CMPSCI 187: Programming With Data Structures

David Mix Barrington

Fall, 2012

Programming Project #2: A Sudoku Solver

Originally posted 23 September 2012, due at 11:59 p.m. EDT on Saturday 6 October 2012, by placing a .java file in a subdirectoty of your cs187 directory on your edlab account, called proj2. For more information on accessing the edlab, see here or ask in discussion section.

(Deadline extended on 5 October 2012.)

Goals of this project:

  1. Write a program using multiple classes written by you.
  2. Write a program using stacks to implement backtrack search.

Questions and answers about this project are collected here.

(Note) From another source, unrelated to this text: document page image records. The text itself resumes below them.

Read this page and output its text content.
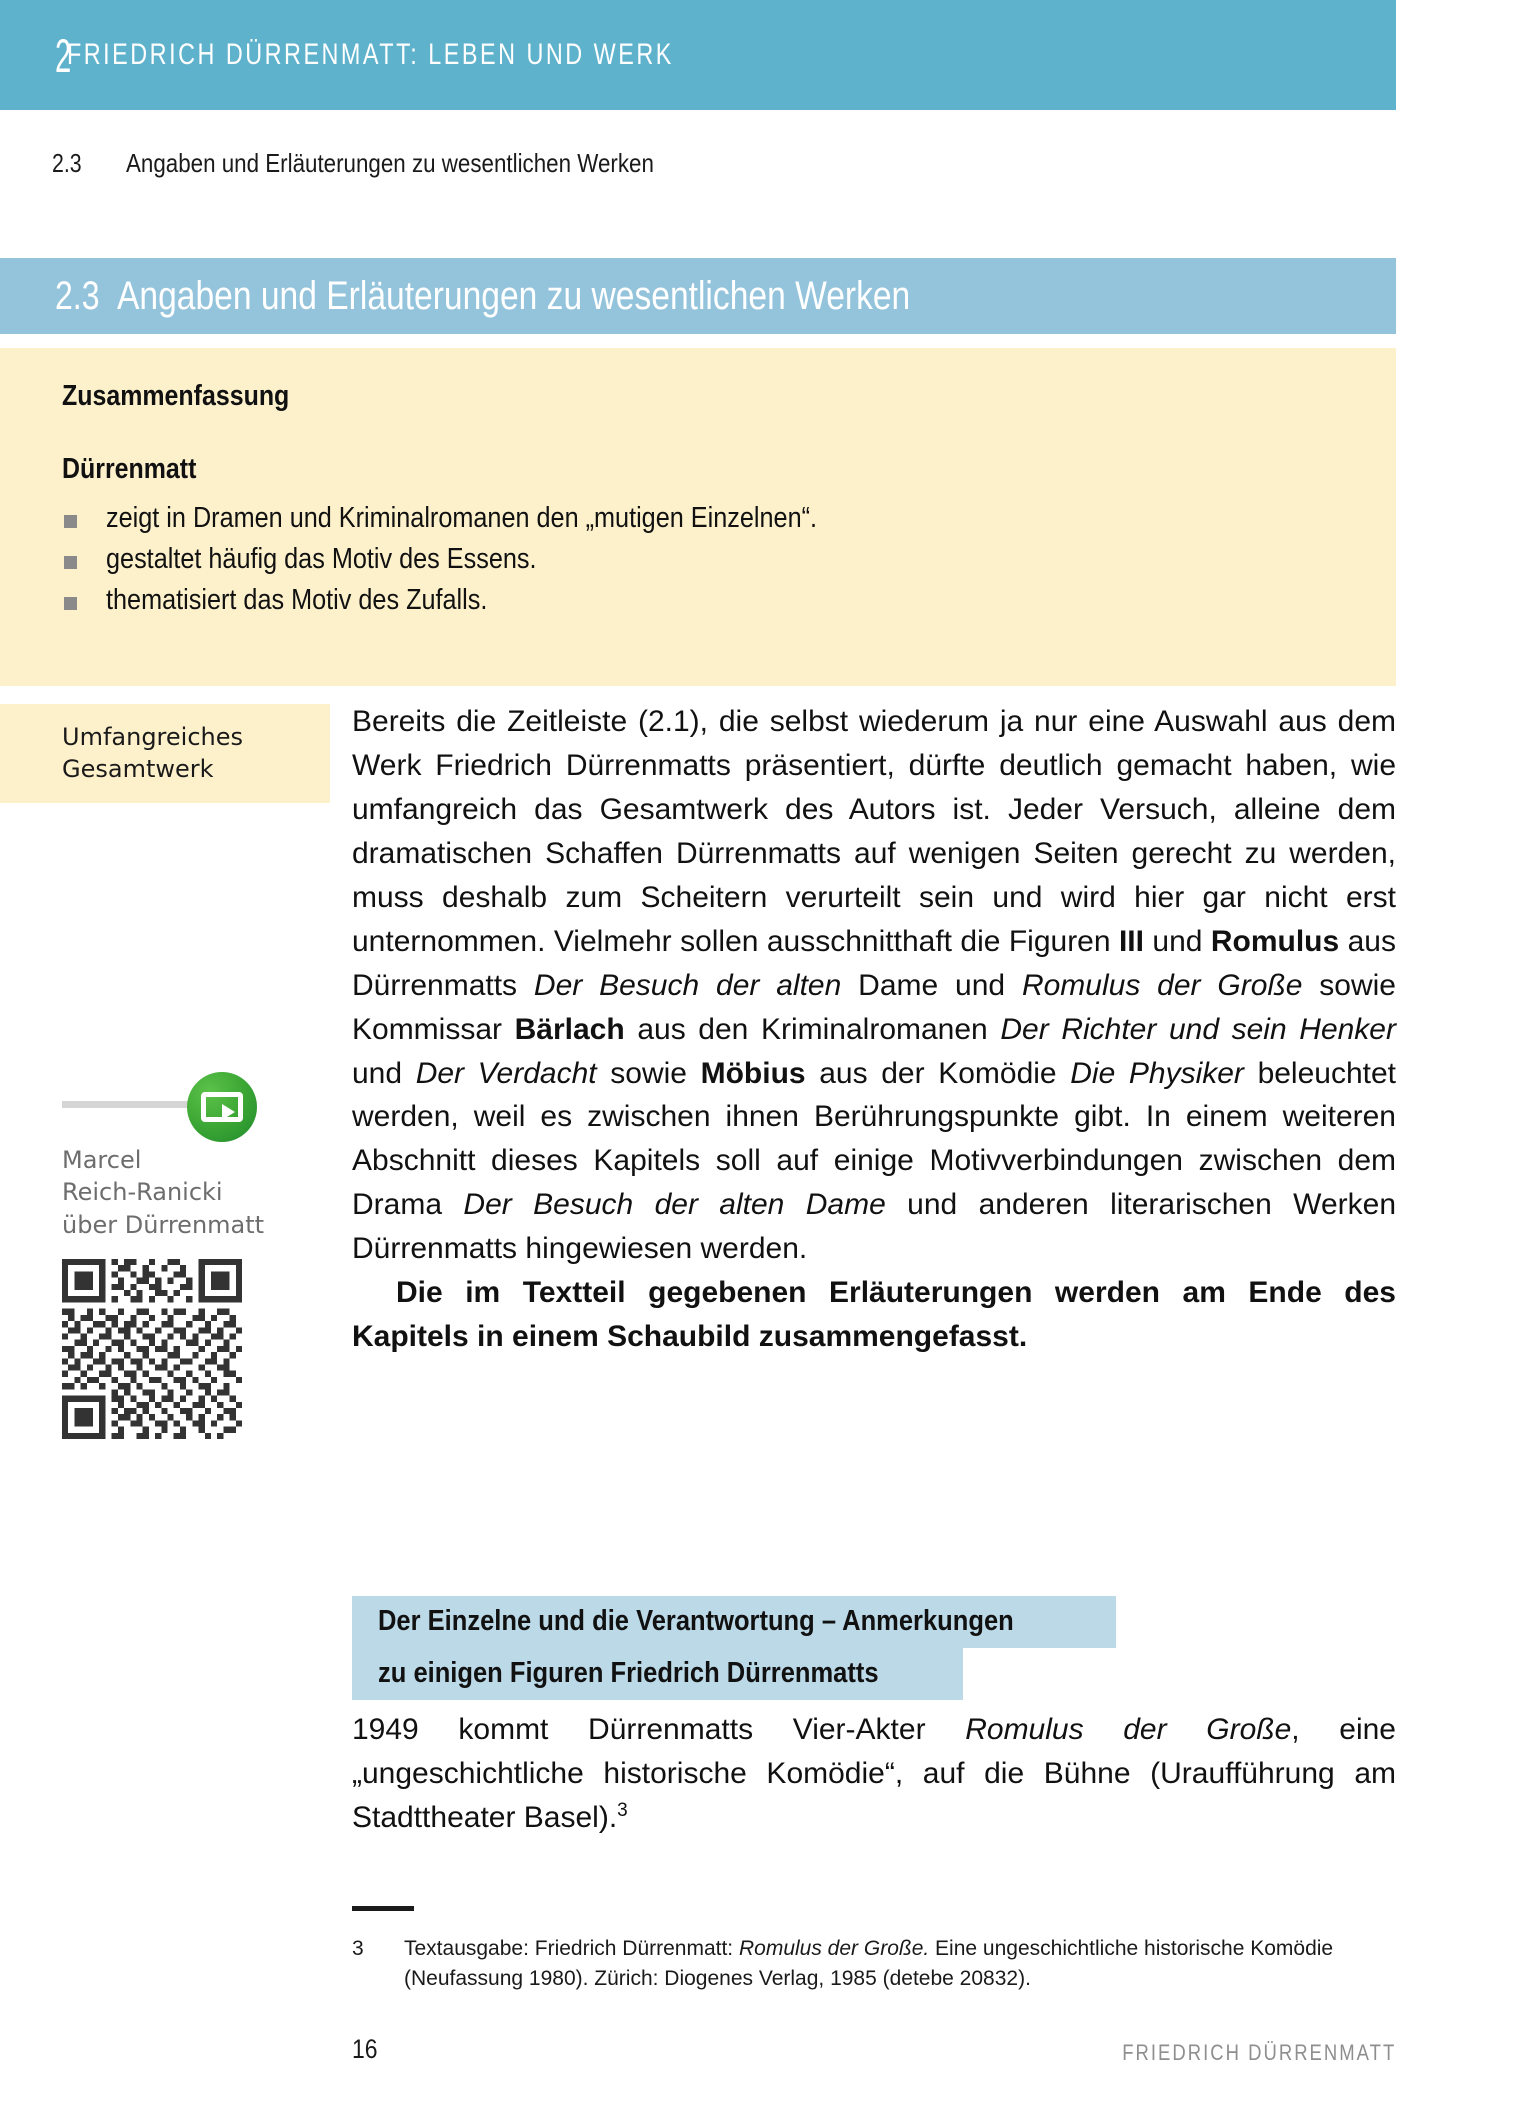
2
FRIEDRICH DÜRRENMATT: LEBEN UND WERK
2.3	Angaben und Erläuterungen zu wesentlichen Werken
2.3 Angaben und Erläuterungen zu wesentlichen Werken
Zusammenfassung
Dürrenmatt
zeigt in Dramen und Kriminalromanen den „mutigen Einzelnen“.
gestaltet häufig das Motiv des Essens.
thematisiert das Motiv des Zufalls.
Umfangreiches
Gesamtwerk
Marcel
Reich-Ranicki
über Dürrenmatt

Bereits die Zeitleiste (2.1), die selbst wiederum ja nur eine Auswahl aus dem Werk Friedrich Dürrenmatts präsentiert, dürfte deutlich gemacht haben, wie umfangreich das Gesamtwerk des Autors ist. Jeder Versuch, alleine dem dramatischen Schaffen Dürrenmatts auf wenigen Seiten gerecht zu werden, muss deshalb zum Scheitern verurteilt sein und wird hier gar nicht erst unternommen. Vielmehr sollen ausschnitthaft die Figuren III und Romulus aus Dürrenmatts Der Besuch der alten Dame und Romulus der Große sowie Kommissar Bärlach aus den Kriminalromanen Der Richter und sein Henker und Der Verdacht sowie Möbius aus der Komödie Die Physiker beleuchtet werden, weil es zwischen ihnen Berührungspunkte gibt. In einem weiteren Abschnitt dieses Kapitels soll auf einige Motivverbindungen zwischen dem Drama Der Besuch der alten Dame und anderen literarischen Werken Dürrenmatts hingewiesen werden.

Die im Textteil gegebenen Erläuterungen werden am Ende des Kapitels in einem Schaubild zusammengefasst.

Der Einzelne und die Verantwortung – Anmerkungen
zu einigen Figuren Friedrich Dürrenmatts

1949 kommt Dürrenmatts Vier-Akter Romulus der Große, eine „ungeschichtliche historische Komödie“, auf die Bühne (Uraufführung am Stadttheater Basel).$^3$

3	Textausgabe: Friedrich Dürrenmatt: Romulus der Große. Eine ungeschichtliche historische Komödie (Neufassung 1980). Zürich: Diogenes Verlag, 1985 (detebe 20832).
16	FRIEDRICH DÜRRENMATT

Note in green added 28 September 2012.

Note in purple added 28 September 2012.

Notes in brown added 29 September 2012.

A Latin square of order 9 is a 9 by 9 array of integers, each in the range from 1 through 9, that never has the same number occurring twice in a row or twice in a column. A sudoku is a Latin square of order 9 that also has the property that if we view the 81 cells as divided into 9 boxes, each a 3 by 3 subsquare, no number occurs twice in the same box.

A sudoku puzzle is a 9 by 9 array of integers in the range from 0 through 9, where a 0 represents a cell that must be filled in. The goal of the puzzle is to replace all the 0's with numbers in the range from 1 through 9 to form a sudoku. In commercial puzzles, care has been taken that there is exactly one sudoku that can be made by replacing the 0's. In general there might be none, or more than one. Your program will either return the first sudoku in lexicographic order, or report that there is no solution.

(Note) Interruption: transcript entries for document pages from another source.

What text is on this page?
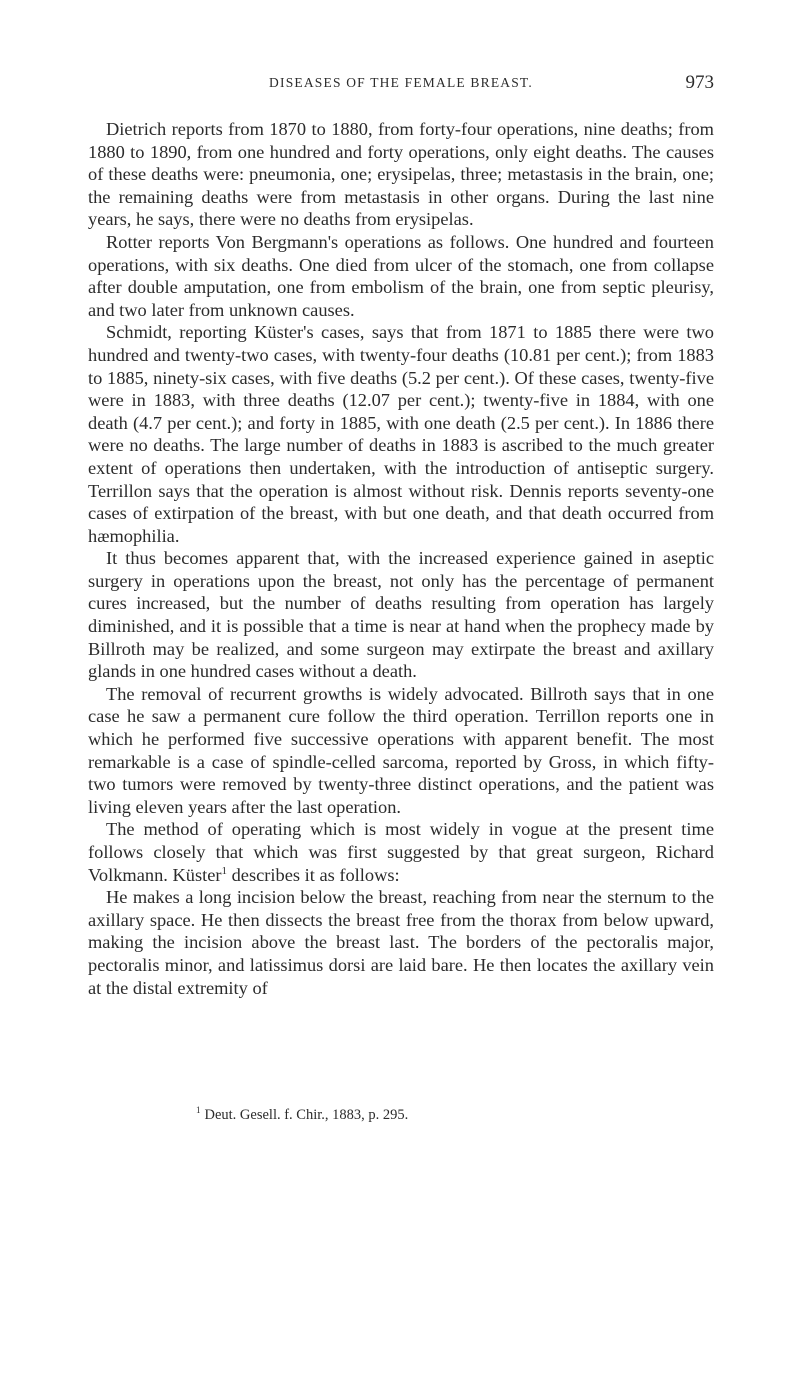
DISEASES OF THE FEMALE BREAST.	973

Dietrich reports from 1870 to 1880, from forty-four operations, nine deaths; from 1880 to 1890, from one hundred and forty operations, only eight deaths. The causes of these deaths were: pneumonia, one; erysipelas, three; metastasis in the brain, one; the remaining deaths were from metastasis in other organs. During the last nine years, he says, there were no deaths from erysipelas.

Rotter reports Von Bergmann's operations as follows. One hundred and fourteen operations, with six deaths. One died from ulcer of the stomach, one from collapse after double amputation, one from embolism of the brain, one from septic pleurisy, and two later from unknown causes.

Schmidt, reporting Küster's cases, says that from 1871 to 1885 there were two hundred and twenty-two cases, with twenty-four deaths (10.81 per cent.); from 1883 to 1885, ninety-six cases, with five deaths (5.2 per cent.). Of these cases, twenty-five were in 1883, with three deaths (12.07 per cent.); twenty-five in 1884, with one death (4.7 per cent.); and forty in 1885, with one death (2.5 per cent.). In 1886 there were no deaths. The large number of deaths in 1883 is ascribed to the much greater extent of operations then undertaken, with the introduction of antiseptic surgery. Terrillon says that the operation is almost without risk. Dennis reports seventy-one cases of extirpation of the breast, with but one death, and that death occurred from hæmophilia.

It thus becomes apparent that, with the increased experience gained in aseptic surgery in operations upon the breast, not only has the percentage of permanent cures increased, but the number of deaths resulting from operation has largely diminished, and it is possible that a time is near at hand when the prophecy made by Billroth may be realized, and some surgeon may extirpate the breast and axillary glands in one hundred cases without a death.

The removal of recurrent growths is widely advocated. Billroth says that in one case he saw a permanent cure follow the third operation. Terrillon reports one in which he performed five successive operations with apparent benefit. The most remarkable is a case of spindle-celled sarcoma, reported by Gross, in which fifty-two tumors were removed by twenty-three distinct operations, and the patient was living eleven years after the last operation.

The method of operating which is most widely in vogue at the present time follows closely that which was first suggested by that great surgeon, Richard Volkmann. Küster$^1$ describes it as follows:

He makes a long incision below the breast, reaching from near the sternum to the axillary space. He then dissects the breast free from the thorax from below upward, making the incision above the breast last. The borders of the pectoralis major, pectoralis minor, and latissimus dorsi are laid bare. He then locates the axillary vein at the distal extremity of

$^1$ Deut. Gesell. f. Chir., 1883, p. 295.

There are many ways to go about this problem, and we are specifying one which is quite different from the way humans solve such puzzles, but which your computer can execute very quickly. This is a backtrack search -- you will first try to find a number that can go in the first open cell without violating the sudoku property, then a number that can go in the second open cell, and so on. (The order on the cells is left to right in the top row, then left to right in the second row, and so on to the last row.) When you find that no number will go in a particular cell, you backtrack to the previous cell and try the next number there. If you run out of numbers in the first cell, there is no solutions. If you find a complete solution, you stop and report it.

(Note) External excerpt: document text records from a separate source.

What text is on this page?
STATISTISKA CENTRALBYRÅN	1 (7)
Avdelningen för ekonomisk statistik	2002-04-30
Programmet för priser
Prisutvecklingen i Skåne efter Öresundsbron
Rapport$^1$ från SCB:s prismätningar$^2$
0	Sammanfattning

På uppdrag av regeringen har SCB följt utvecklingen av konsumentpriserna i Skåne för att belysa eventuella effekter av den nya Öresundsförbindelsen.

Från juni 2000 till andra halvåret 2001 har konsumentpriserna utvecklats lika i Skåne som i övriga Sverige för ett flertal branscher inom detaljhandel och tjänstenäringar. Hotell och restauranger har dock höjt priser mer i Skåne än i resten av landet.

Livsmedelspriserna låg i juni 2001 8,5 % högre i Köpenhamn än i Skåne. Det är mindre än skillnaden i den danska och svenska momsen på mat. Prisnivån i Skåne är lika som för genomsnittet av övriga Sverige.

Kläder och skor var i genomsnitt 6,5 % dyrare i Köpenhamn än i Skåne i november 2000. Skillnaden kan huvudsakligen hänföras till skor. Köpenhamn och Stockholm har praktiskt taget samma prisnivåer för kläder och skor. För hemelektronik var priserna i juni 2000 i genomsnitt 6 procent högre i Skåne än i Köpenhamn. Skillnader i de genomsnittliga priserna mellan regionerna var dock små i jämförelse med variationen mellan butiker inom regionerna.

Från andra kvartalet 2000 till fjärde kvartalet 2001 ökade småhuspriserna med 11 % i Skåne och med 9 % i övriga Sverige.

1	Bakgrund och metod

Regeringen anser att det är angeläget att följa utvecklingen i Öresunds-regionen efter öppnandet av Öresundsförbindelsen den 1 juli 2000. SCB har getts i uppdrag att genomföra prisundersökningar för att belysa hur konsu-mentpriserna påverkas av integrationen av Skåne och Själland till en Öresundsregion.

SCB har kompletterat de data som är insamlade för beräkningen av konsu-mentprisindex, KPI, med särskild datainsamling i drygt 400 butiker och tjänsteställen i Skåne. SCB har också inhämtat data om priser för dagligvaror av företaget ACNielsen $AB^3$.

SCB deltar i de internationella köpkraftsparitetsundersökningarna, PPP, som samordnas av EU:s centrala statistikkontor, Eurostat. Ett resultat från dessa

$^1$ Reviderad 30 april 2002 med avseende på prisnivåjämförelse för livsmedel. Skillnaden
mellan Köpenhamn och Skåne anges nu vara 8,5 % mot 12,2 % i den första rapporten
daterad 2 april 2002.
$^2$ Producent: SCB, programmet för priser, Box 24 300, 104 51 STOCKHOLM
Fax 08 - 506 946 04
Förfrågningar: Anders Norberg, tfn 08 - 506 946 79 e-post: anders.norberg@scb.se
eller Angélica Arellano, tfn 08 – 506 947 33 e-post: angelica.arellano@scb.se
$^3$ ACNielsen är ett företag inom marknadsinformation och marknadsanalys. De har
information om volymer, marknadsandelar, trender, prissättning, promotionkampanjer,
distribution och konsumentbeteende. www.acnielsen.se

Your input may come from the console as in the sample program on page 182-3 of DJW. The user will enter nine lines of text, each containing nine digits and representing a row of the puzzle. For example, the "difficult" puzzle on the New York Times website for 23 September 2012 (but see below) has the following nine rows:


400520103
090800500
100000000
800430000
000000900
056000700
000600000
030007002
020000405

Note: It is somewhat simpler to read a Board from a text file if there are spaces between the digits, becasue you can use the nextInt method in the Scanner class. So if we were to give you the puzzle above as a text file, it would look like this:


4 0 0 5 2 0 1 0 3
0 9 0 8 0 0 5 0 0
1 0 0 0 0 0 0 0 0
8 0 0 4 3 0 0 0 0
0 0 0 0 0 0 9 0 0 
0 5 6 0 0 0 7 0 0
0 0 0 6 0 0 0 0 0
0 3 0 0 0 7 0 0 2
0 2 0 0 0 0 4 0 5

I miscopied the Times sudoku puzzle originally, putting two 7's in the same column. I don't know if the fixed version above is exactly what the Times had, but it does have at least one solution.

We will outline your program for you and define your two most important classes:

The fundamental idea is to use the stack to record the moves that you are still considering. When you rule out a move, you pop it from the stack and undo it by setting the value of the cell it refers to 0. Then you can replace it with the move to set the same cell to the next value. If you come up with a set of moves that fills all the unfixed cells without causing a conflict, that is your solution. If you exhaust all the possibilities for the value of your first cell, there is no solution.

You should put your classes in your EdLab space, in a directory called "cs187/proj2", and test the behavior with a main method or a driver class. (We will test the code with our own driver class.)

If you create your code within Eclipse (which we encourage but don't require), you will want to ignore the warning message that says "The use of the default package is discouraged". Bear in mind that if you make the mistake of declaring the StringBag class in a package, our driver class will not see it (since it will not be in a package) and we won't be able to test your code.